Shares of edge computing company Fastly (NYSE:FSLY) tumbled on Monday, declining about 14% by 3:35 p.m. EDT.
The growth stock's pullback follows its incredible run in recent months. Shares, therefore, may be taking a breather -- particularly after several analysts expressed concerns about the stock's valuation last week.
After surging beyond $100 per share last week, shares of Fastly have declined for two trading days in a row. But the stock is still notably up more than 300% year to date. A pullback as some investors take their profits seems rather normal after such strong price appreciation.
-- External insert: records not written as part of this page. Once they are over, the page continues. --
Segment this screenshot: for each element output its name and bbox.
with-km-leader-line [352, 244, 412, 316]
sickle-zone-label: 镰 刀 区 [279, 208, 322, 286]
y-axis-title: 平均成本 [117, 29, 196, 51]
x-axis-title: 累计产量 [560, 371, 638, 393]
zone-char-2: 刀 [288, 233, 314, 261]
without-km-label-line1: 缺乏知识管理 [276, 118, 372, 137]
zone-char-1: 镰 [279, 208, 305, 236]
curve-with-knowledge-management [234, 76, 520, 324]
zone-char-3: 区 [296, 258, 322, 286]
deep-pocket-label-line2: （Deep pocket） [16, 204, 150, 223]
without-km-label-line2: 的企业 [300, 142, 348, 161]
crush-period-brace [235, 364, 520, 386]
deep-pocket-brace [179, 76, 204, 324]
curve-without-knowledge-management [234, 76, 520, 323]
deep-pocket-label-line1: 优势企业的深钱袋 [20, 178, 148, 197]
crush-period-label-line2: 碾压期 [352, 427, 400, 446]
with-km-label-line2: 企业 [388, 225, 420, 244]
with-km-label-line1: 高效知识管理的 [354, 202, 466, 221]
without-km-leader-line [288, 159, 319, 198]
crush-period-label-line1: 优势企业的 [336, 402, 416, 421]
Last week, Craig-Hallum analyst Jeff Van Rhee gave Fastly a $100 12-month price target, but lowered his rating for the stock from buy to hold because of the stock's frothy valuation. Similarly, Bank of America analyst Tal Liani boosted his price target for the stock from $50 to $90 but changed his rating on the stock from buy to underperform, citing the stock's high price-to-forward sales multiple. Liani remained bullish on the company's fundamentals but said the stock's valuation last week assumed "near-perfect execution."
Expectations are high going into Fastly's second-quarter earnings report. Management guided for revenue to jump about 57% year over year on the heels of increased internet traffic and continued customer expansion on its platform. This compares to 38% growth in the first quarter of 2020.
Fastly reports its second-quarter results after market close on Aug. 5.